Je suis absolument convaincue que le vote ne sert à rien, donc l'abstention non plus ; quels que soient les résultats, le pouvoir en place trouvera le moyen de rester ; les forces qui ont porté les conditions de ce monde sont ce qu'est la force d'une foule comparée à une force individuelle. Irrationnelle , indomptable, ingérable ; nous sommes allés trop loin, trop de force d'inertie de la part d'un peuple qui a été lobotomisé, endormi si vous préférez, par les sirènes des chimères de la consommation, atomisé, dépolitisé c'est à dire rendu incapable d'actions courageuses. Il n'est qu'à voir ce qu'a été capable de faire le peuple de certains pays sud américains, comparé au peuple grec, dans des circonstances à peu près analogues. Personne ne sait où il veut aller, mais j'ai bien peur, qu'à l'instar des indignés, l'on croit possible un partage des richesses qui nous rendrait tous ou à peu près, hôtes d'une classe moyenne, parce que nous le vaudrions bien ! Or, bien entendu, le problème n'est plus là ; cette richesse aussi chimérique qu'usurpée ne reviendra pas, notre espèce est trop prolifique, notre terre trop pauvre. C'est un monde qu'il faut réinventer et, honnêtement et sans faire de prosélytisme, ici en France, je n'entends que Mélenchon pour tenter des pistes, faire des propositions ; tous les autres veulent garder leurs privilèges, présents pour les plus riches, ou passés pour les autres. Pour ma part, je me méfie des plans qu'il nous faudrait suivre, parce que je me méfie d'une vie imaginée par quelques spécimens humains ; je crois plus à l'acte initial qui induit, jour après jour, des ajustements, des choix, des pistes, je crois plus à la vigilance pour garder un cap que l'on peut appeler moral, politique ou philosophique, de manière à ne pas se laisser échouer dans des impasses. C'est cet acte initial que beaucoup n'imaginent pas ou ne veulent pas car il est la première pierre à poser après la rupture, et la rupture résonne en écho au chaos abhorré.

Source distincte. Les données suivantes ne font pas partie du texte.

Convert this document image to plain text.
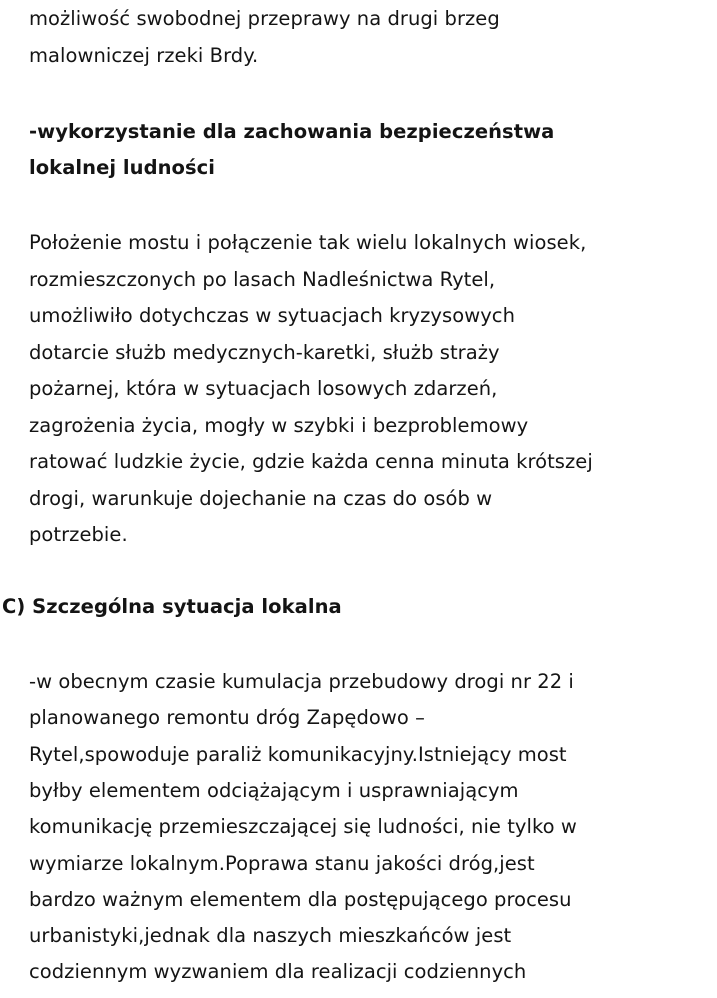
możliwość swobodnej przeprawy na drugi brzeg
malowniczej rzeki Brdy.
-wykorzystanie dla zachowania bezpieczeństwa
lokalnej ludności
Położenie mostu i połączenie tak wielu lokalnych wiosek,
rozmieszczonych po lasach Nadleśnictwa Rytel,
umożliwiło dotychczas w sytuacjach kryzysowych
dotarcie służb medycznych-karetki, służb straży
pożarnej, która w sytuacjach losowych zdarzeń,
zagrożenia życia, mogły w szybki i bezproblemowy
ratować ludzkie życie, gdzie każda cenna minuta krótszej
drogi, warunkuje dojechanie na czas do osób w
potrzebie.
C) Szczególna sytuacja lokalna
-w obecnym czasie kumulacja przebudowy drogi nr 22 i
planowanego remontu dróg Zapędowo –
Rytel,spowoduje paraliż komunikacyjny.Istniejący most
byłby elementem odciążającym i usprawniającym
komunikację przemieszczającej się ludności, nie tylko w
wymiarze lokalnym.Poprawa stanu jakości dróg,jest
bardzo ważnym elementem dla postępującego procesu
urbanistyki,jednak dla naszych mieszkańców jest
codziennym wyzwaniem dla realizacji codziennych
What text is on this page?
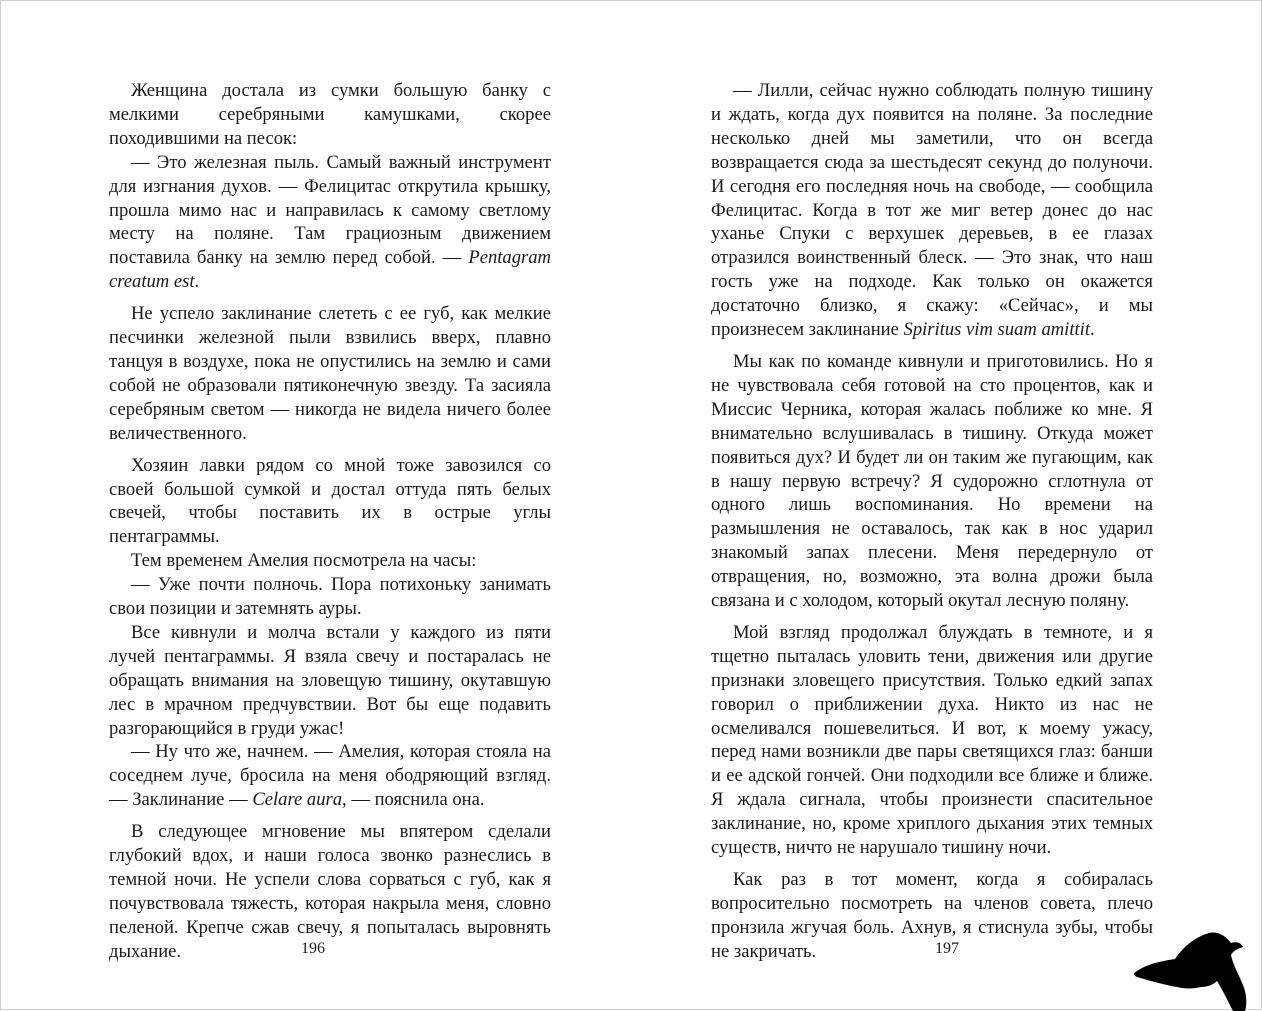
Женщина достала из сумки большую банку с мелкими серебряными камушками, скорее походившими на песок:

— Это железная пыль. Самый важный инструмент для изгнания духов. — Фелицитас открутила крышку, прошла мимо нас и направилась к самому светлому месту на поляне. Там грациозным движением поставила банку на землю перед собой. — Pentagram creatum est.

Не успело заклинание слететь с ее губ, как мелкие песчинки железной пыли взвились вверх, плавно танцуя в воздухе, пока не опустились на землю и сами собой не образовали пятиконечную звезду. Та засияла серебряным светом — никогда не видела ничего более величественного.

Хозяин лавки рядом со мной тоже завозился со своей большой сумкой и достал оттуда пять белых свечей, чтобы поставить их в острые углы пентаграммы.

Тем временем Амелия посмотрела на часы:

— Уже почти полночь. Пора потихоньку занимать свои позиции и затемнять ауры.

Все кивнули и молча встали у каждого из пяти лучей пентаграммы. Я взяла свечу и постаралась не обращать внимания на зловещую тишину, окутавшую лес в мрачном предчувствии. Вот бы еще подавить разгорающийся в груди ужас!

— Ну что же, начнем. — Амелия, которая стояла на соседнем луче, бросила на меня ободряющий взгляд. — Заклинание — Celare aura, — пояснила она.

В следующее мгновение мы впятером сделали глубокий вдох, и наши голоса звонко разнеслись в темной ночи. Не успели слова сорваться с губ, как я почувствовала тяжесть, которая накрыла меня, словно пеленой. Крепче сжав свечу, я попыталась выровнять дыхание.	196

— Лилли, сейчас нужно соблюдать полную тишину и ждать, когда дух появится на поляне. За последние несколько дней мы заметили, что он всегда возвращается сюда за шестьдесят секунд до полуночи. И сегодня его последняя ночь на свободе, — сообщила Фелицитас. Когда в тот же миг ветер донес до нас уханье Спуки с верхушек деревьев, в ее глазах отразился воинственный блеск. — Это знак, что наш гость уже на подходе. Как только он окажется достаточно близко, я скажу: «Сейчас», и мы произнесем заклинание Spiritus vim suam amittit.

Мы как по команде кивнули и приготовились. Но я не чувствовала себя готовой на сто процентов, как и Миссис Черника, которая жалась поближе ко мне. Я внимательно вслушивалась в тишину. Откуда может появиться дух? И будет ли он таким же пугающим, как в нашу первую встречу? Я судорожно сглотнула от одного лишь воспоминания. Но времени на размышления не оставалось, так как в нос ударил знакомый запах плесени. Меня передернуло от отвращения, но, возможно, эта волна дрожи была связана и с холодом, который окутал лесную поляну.

Мой взгляд продолжал блуждать в темноте, и я тщетно пыталась уловить тени, движения или другие признаки зловещего присутствия. Только едкий запах говорил о приближении духа. Никто из нас не осмеливался пошевелиться. И вот, к моему ужасу, перед нами возникли две пары светящихся глаз: банши и ее адской гончей. Они подходили все ближе и ближе. Я ждала сигнала, чтобы произнести спасительное заклинание, но, кроме хриплого дыхания этих темных существ, ничто не нарушало тишину ночи.

Как раз в тот момент, когда я собиралась вопросительно посмотреть на членов совета, плечо пронзила жгучая боль. Ахнув, я стиснула зубы, чтобы не закричать.	197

Je place donc cet acte initial dans ce que j'appellerais « le grand nettoyage ». Au point où nous en sommes il nous faudrait nous arrêter, redonner vie au sol, clarté à l'air, pureté à l'eau, panser, soigner, recycler nos déchets ; tout est possible déjà, faire de nos déchets plastiques du carburant et arrêter d'en reproduire, redonner au sol les déjections animales et chercher, trouver quoi faire de nos déchets atomiques ; il y en aurait pour tous les goûts, pour toutes les compétences à condition de réinventer un système d'échanges pour satisfaire nos besoins primaires, ne plus compenser nos manques et nos frustrations par des achats incoercibles,- manques et frustrations qui ne sont dus qu'aux conditions de vie que nous offre ce système-, ne plus dévaloriser ces tâches , ne plus attendre que l'autre le fasse, dans cette idée hiérarchique qu'il y a des tâches nobles et d'autres dégradantes, directement héritée de la féodalité ou des époques esclavagistes. Une belle prise de conscience et une belle remise en question sont donc indispensables pour s'attaquer à la réhabilitation de ce qui est nécessaire à notre survie ; ce n'est pas faire là œuvre de bêtise ou d'avilissement mais bien au contraire, remettre les valeurs à l'endroit. Peut-être aujourd'hui n'y a-t-il plus assez de gens qui ont connu l'immense bonheur d'un travail de groupe, même fatigant, même salissant, mais qui laissent à la fin une complétude, ce sentiment du travail bien fait, absolument nécessaire à notre dignité et, sauf à la campagne et surtout dans l'élevage où ceci est encore très vivant, cette satisfaction-là ne trouve plus guère son angle d'incidence.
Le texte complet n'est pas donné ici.